L’Aumône et le Petit Chambord à Cheverny

Il convient de noter que ces deux lieudits figurent sur la carte de Cassini comme étant des hameaux, selon la légende de la carte (symboles), et ce contraire­ment aux habitations qui les entourent et qui sont de simples closeries isolées.

L’Aumône
« Aumône » est un nom apparu au milieu du Xe s., début du XIe, ce qui permet de fixer la date des première occupations, le mot n’exis­tant pas en français auparavant. Aumône vient du latin populaire alemosina = aumône. Dérivé du grec eleêmosynê = compassion, alemosina aboutit à aumône qui, avec eleê­mon = compatissant, prit en grec chrétien le sens de don généreux fait aux pauvres.
Aumône peut signifier :
- un don charitable ;
- la redevance versée par l’exploitant d’un ter­rain à l’établissement religieux propriétaire (cf l’exemple donné dans le dictionnaire d’Ancien français : Fief lai ou d’aumosne. « Rente per­pétuelle, viagère ou momentanée, versée à un particulier ou à une communauté religieuse »). Ce lieu pouvait donc appartenir à une paroisse ou à un établissement religieux (1) (2) ;
- lieu où l’on accueillait le passant pour quelques jours. Les paroisses et les com­munautés religieuses comportaient souvent une aumône. Ce dernier sens est le plus fréquent en toponymie (aumônerie). À défaut de connaître le statut exact de ce lieudit au Moyen-âge, les deux dernières interprétations restent possibles.

Le Petit Chambord
(Sur la carte de Cassini = Chambort). La définition de Chambord donnée par Denis Jeanson et communément admise est : « n. m. Variante : Chambourd. Gaulois cambo = courbe et de o-rito = gué ; bas latin cam­boritum = gué dans la courbe de la rivière, méandre ».

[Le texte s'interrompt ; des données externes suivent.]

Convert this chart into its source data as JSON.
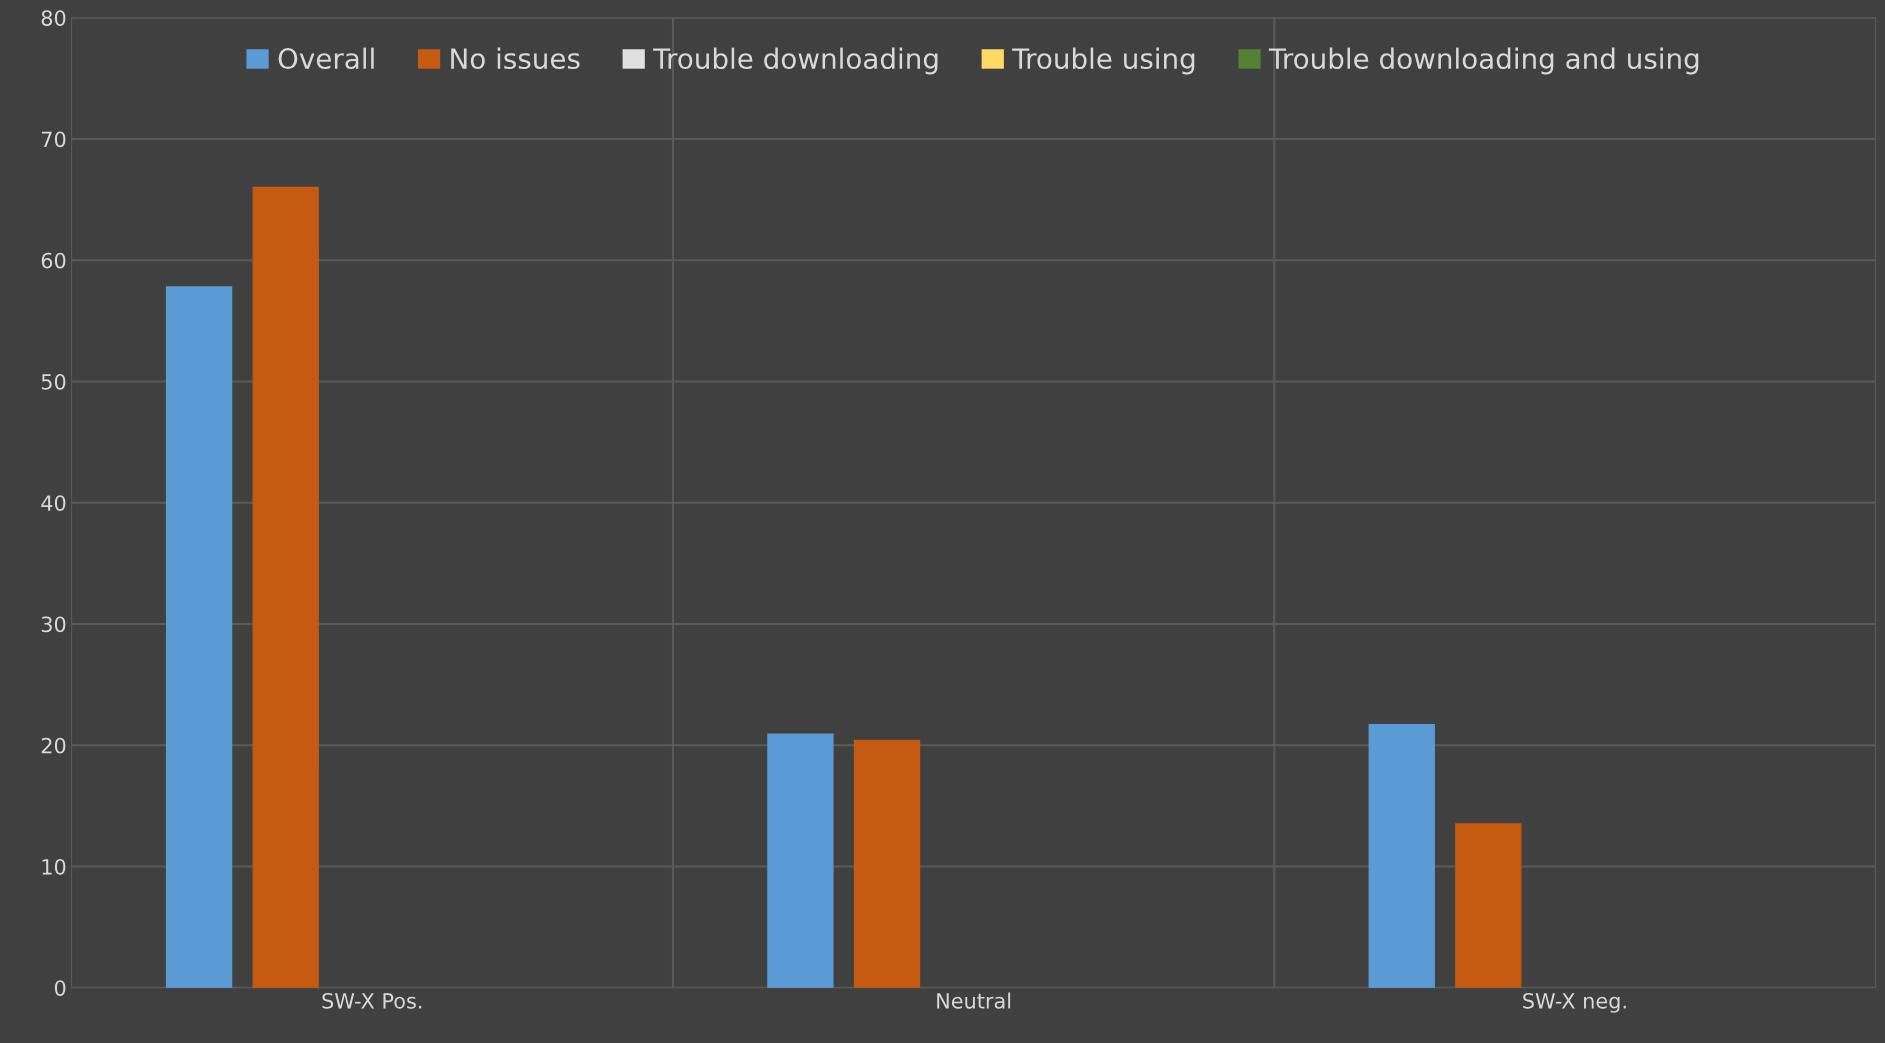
{
  "chart_data": {
    "type": "bar",
    "categories": [
      "SW-X Pos.",
      "Neutral",
      "SW-X neg."
    ],
    "series": [
      {
        "name": "Overall",
        "color": "#5b9bd5",
        "values": [
          57.8,
          20.9,
          21.7
        ]
      },
      {
        "name": "No issues",
        "color": "#c55a11",
        "values": [
          66.0,
          20.4,
          13.5
        ]
      },
      {
        "name": "Trouble downloading",
        "color": "#e0e0e0",
        "values": [
          null,
          null,
          null
        ]
      },
      {
        "name": "Trouble using",
        "color": "#ffd966",
        "values": [
          null,
          null,
          null
        ]
      },
      {
        "name": "Trouble downloading and using",
        "color": "#548235",
        "values": [
          null,
          null,
          null
        ]
      }
    ],
    "ylim": [
      0,
      80
    ],
    "yticks": [
      0,
      10,
      20,
      30,
      40,
      50,
      60,
      70,
      80
    ],
    "grid": true,
    "legend": "top"
  }
}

Cette explication n’apparaît pas satisfaisante pour notre lieudit de Cheverny. Il se trouve qu’à la Révolution, l’endroit fut débaptisé et porta le nom de Borchand ou Bordechamp pendant quelques années. Les révolutionnaires connaissaient appa­ramment le « Prégorier ». (3) (4) En effet, s’il n’y a pas de rivière ni de gué au Petit Chambord de Cheverny, il y a des champs et des bos­quets. La solution nous est donc donnée par le Prégorier ; ce recueil, appelé aussi « Les noms de lieux en France, glossaire de termes dialectaux » nous apprend tout simplement que « Chambord » est dans le centre de la France, un synonyme de « Chaintre » qui est un nom féminin qui signifie « bande de terrain, lisière d’un champ laissé inculte », également lisière d’un bosquet (employé notamment dans le Vendômois, le Berry et, encore de nos jours, par nos agriculteurs et viticulteurs).

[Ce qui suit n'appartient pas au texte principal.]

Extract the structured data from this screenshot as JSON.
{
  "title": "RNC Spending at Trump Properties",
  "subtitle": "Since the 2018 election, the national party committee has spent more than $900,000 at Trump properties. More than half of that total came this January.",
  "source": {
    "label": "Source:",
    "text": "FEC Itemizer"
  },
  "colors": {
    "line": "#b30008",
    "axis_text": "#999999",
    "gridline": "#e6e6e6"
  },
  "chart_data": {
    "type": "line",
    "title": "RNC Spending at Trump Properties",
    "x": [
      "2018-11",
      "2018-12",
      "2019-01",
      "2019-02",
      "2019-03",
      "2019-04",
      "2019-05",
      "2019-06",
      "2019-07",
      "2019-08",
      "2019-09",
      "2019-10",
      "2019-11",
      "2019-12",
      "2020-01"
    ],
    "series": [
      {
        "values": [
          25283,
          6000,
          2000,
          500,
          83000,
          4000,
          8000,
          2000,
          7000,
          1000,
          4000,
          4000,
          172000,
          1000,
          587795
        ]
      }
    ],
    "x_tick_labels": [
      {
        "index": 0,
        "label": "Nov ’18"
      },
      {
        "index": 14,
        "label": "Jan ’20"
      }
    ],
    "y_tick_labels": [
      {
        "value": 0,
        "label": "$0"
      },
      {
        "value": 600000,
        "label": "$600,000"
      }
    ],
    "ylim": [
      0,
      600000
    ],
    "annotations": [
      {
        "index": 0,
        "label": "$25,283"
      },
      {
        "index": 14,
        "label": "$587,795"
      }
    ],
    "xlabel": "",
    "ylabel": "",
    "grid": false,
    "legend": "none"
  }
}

Cette explication convient mieux à la topologie des lieux que nous connaissons.
Un peu d’histoire
Depuis la fin du XIXe s., l’Aumône et le Petit Chambord sont deux écarts (5) de la commune de Cheverny qui se touchent et leurs activités furent quasi identiques jusqu’au début de la seconde moitié du XXe s. C’est en effet après la seconde guerre mondiale que le hameau de l’Aumône (aujourd’hui composé de huit habitations nouvelles) se construisit au-delà des bâtiments de la ferme de l’Aumône, auparavant exploitée par ses propriétaires et des chefs de cultures. Il ne s’agissait pas d’une simple closerie mais bien d’une ferme relativement importante. L’activité agricole a été abandonnée progressivement dans les années 1950 par les enfants Oliveras.
Par contre, les propriétaires successifs du Petit Chambord ont conservé les bâtiments d’habitation principaux et aménagé et agrandi le chais, poursuivant et développant l’acti­vité viticole. Une partie des vignes exploitées borde le parc du château de Cheverny et entoure l’Aumône. La plus ancienne maison a été vendue par Madeleine, fille de Raymond Cazin (cf. acte de partage de 1924) à son actuel propriétaire.

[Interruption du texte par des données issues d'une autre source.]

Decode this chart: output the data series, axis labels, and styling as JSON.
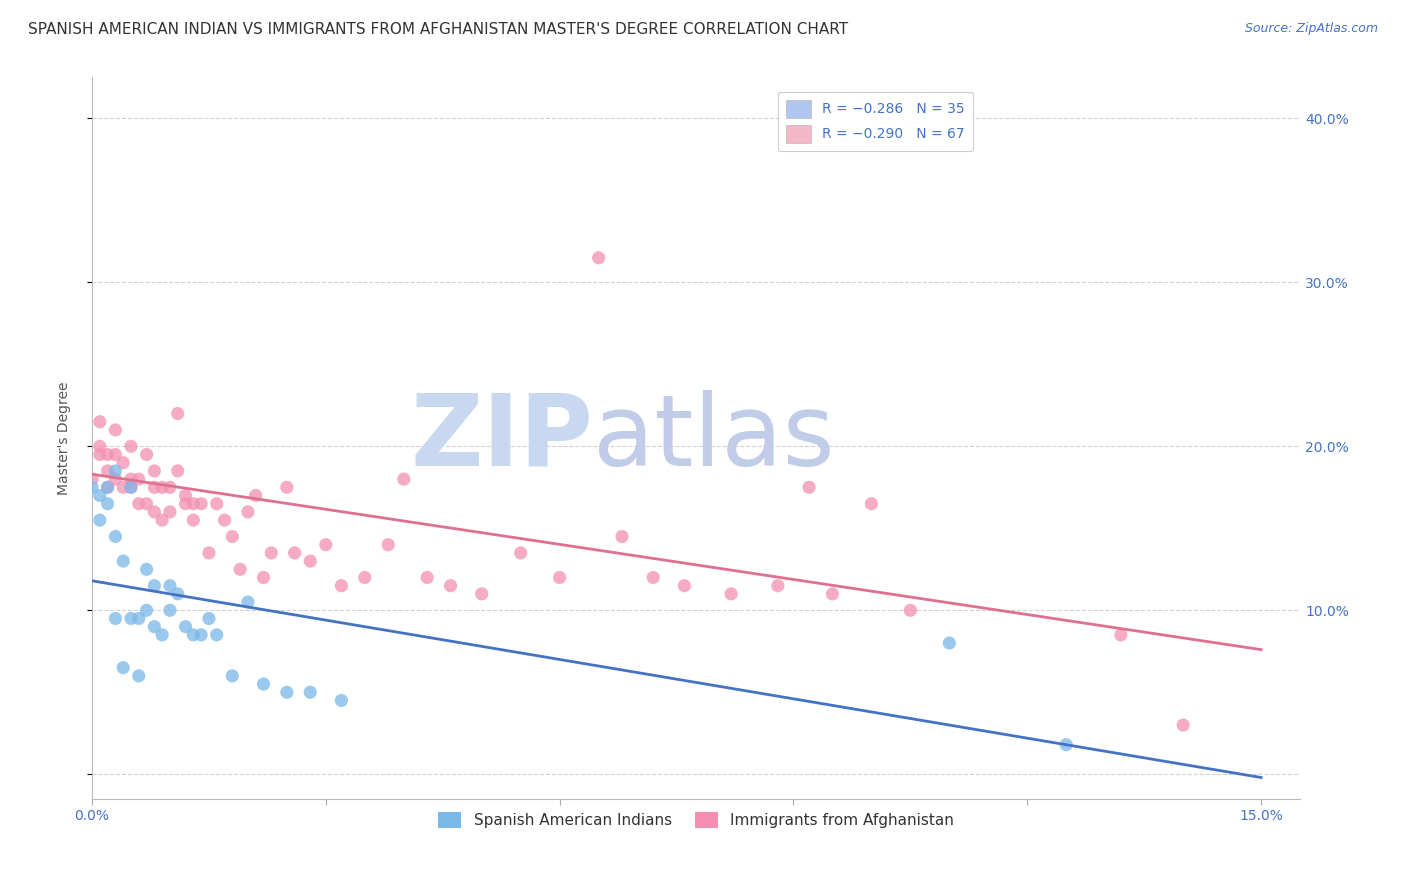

Le hameau de l’Aumône est donc aujourd’hui entouré de vignes, de prés (parc à moutons) et de friches, ces dernières appartenant aux propriétaires de l’ancienne ferme (partie sub­sistante non habitée). Les autres bâtiments de la ferme sont, eux, divisés en trois habitations distinctes, portant le nombre total de foyers du hameau, avec les nouvelles constructions, à onze.
Selon les procès verbaux de recencements En 1896, l’Aumône, était habitée par quatre familles : celles d’Henri Guillon, propriétaire, d’Ar­mand Patureau, vigneron, de Sylvain Grémillon, journalier et de Louis Picard, chef de culture. En tout 12 personnes (Pascal Cazin est aussi pro­priétaire d’une partie du domaine mais demeure au Petit Chambord).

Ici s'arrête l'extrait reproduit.